The same phenomenon of misguidance is equally evident on the other side of the Atlantic where impassioned articles such as this one are becoming increasingly common (see where the title of my post comes from?). In contrast to such myopathy, the legendary Matt Taibbi does an awesome job of revealing the utter moral bankruptcy and mendacious sociopathy of the big finance houses but he has also done a fantastic job drawing attention to the hollow institutions of government whose job it should be to police such corporations. If the government won't govern then there's little point trying to get corporations to listen to their social consciences as they don't have one. At all. Corporations exist to maximise shareholder value and their directors are restricted by law to acting solely in that interest. Calls to action against corporations and businesses will achieve little. If you want to change how much tax corporations pay you need to lobby the government. UK Uncut obviously does this as well as targeting businesses and there is a credible argument to be made that engaging in direct action against tax avoiders grabs media attention and "gets the message out". It can also be argued that it confuses the message by suggesting that corporations act  immorally by engaging in tax avoidance measures when they are simply staying afloat in the race-to the-bottom that is neoliberal capitalism.

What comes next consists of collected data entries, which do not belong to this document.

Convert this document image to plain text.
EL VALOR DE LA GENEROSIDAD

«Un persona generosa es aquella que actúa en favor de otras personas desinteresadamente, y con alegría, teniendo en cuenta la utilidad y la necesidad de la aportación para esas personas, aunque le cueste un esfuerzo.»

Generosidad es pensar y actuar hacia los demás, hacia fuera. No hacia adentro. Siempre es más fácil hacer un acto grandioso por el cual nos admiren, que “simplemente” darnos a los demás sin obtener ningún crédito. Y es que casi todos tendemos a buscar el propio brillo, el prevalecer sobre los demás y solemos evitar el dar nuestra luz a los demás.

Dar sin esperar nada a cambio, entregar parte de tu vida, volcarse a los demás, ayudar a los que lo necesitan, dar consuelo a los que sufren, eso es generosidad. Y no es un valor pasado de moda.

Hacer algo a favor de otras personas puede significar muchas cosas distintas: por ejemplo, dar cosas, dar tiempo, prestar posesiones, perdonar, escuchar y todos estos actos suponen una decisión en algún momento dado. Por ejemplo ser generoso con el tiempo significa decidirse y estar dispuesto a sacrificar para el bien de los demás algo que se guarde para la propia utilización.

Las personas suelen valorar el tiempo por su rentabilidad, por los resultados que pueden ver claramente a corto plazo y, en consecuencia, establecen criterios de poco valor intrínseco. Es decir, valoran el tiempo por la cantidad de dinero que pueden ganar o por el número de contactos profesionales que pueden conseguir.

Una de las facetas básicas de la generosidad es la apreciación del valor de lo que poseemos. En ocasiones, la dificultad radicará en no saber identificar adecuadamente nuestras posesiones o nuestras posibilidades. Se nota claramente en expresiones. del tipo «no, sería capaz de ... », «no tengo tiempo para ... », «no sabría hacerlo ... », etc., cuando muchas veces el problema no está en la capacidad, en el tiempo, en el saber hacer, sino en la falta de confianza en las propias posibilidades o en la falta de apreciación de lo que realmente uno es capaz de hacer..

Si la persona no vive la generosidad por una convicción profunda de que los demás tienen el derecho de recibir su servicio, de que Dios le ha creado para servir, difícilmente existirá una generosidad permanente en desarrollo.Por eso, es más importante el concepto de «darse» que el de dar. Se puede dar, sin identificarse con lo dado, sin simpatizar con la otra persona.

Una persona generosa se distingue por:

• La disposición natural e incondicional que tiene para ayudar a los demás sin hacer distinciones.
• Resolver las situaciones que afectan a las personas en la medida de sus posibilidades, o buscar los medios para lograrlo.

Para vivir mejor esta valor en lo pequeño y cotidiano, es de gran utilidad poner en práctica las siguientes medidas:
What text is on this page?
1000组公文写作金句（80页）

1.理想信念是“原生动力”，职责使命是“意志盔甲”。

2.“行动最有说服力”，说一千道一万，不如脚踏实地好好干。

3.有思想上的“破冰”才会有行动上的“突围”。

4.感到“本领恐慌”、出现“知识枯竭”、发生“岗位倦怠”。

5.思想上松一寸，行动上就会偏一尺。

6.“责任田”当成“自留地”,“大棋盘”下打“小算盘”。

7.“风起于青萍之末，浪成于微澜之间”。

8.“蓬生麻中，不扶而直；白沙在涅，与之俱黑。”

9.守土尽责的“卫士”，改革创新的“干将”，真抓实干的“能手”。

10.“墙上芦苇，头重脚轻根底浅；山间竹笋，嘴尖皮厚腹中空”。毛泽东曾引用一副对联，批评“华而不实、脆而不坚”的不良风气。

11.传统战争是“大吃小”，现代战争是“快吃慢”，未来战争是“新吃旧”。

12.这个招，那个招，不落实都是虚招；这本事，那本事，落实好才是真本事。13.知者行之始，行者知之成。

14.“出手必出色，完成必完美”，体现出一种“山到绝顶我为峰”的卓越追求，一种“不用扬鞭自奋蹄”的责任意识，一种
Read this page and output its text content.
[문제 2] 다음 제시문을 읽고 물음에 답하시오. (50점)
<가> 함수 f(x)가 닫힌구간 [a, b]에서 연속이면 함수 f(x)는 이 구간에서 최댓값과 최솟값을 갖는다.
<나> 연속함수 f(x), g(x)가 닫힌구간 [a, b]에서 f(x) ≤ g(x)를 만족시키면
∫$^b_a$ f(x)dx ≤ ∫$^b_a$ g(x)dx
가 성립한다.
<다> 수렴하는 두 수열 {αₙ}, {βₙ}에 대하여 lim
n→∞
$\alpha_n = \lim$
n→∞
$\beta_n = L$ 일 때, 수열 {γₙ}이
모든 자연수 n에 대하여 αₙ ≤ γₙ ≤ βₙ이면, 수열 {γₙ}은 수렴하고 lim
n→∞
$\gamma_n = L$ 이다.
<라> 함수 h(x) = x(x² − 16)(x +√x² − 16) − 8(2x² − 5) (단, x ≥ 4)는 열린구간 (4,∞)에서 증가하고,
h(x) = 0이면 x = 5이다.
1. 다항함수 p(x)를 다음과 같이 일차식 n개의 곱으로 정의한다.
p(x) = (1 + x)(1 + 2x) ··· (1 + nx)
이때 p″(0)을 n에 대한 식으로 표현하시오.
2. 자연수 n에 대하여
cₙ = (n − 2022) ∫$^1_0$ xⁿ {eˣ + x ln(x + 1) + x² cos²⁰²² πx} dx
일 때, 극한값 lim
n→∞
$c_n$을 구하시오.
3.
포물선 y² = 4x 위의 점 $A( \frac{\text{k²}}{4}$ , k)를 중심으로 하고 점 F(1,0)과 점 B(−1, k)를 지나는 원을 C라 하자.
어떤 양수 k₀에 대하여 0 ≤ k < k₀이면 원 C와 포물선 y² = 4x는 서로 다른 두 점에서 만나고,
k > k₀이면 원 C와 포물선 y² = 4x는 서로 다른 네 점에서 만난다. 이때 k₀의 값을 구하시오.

The problem is that many lobby groups already do target politicians. Its damning of UK society that the commentariat of the 4th estate has to argue the case for more tax officials. See Richard Murphy, George and Johann for more info. And that is my point: As with most issues, this one boils down to a fundamentally unrepresentative, unaccountable and undemocratic government. Its pretty clear that the UK public don't want Vodafone to get away with their epically cunty tax avoidance scheme but the UK's political elite disagree and there's no way for the public to force them to act.

What comes first: A just tax policy or an accountable and representative government? I'm pretty certain that you won't get the former without first establishing the latter and so I'm afraid that, without widening their goals to include the establishment of an representative and accountable government, the current protest movement is doomed to failure.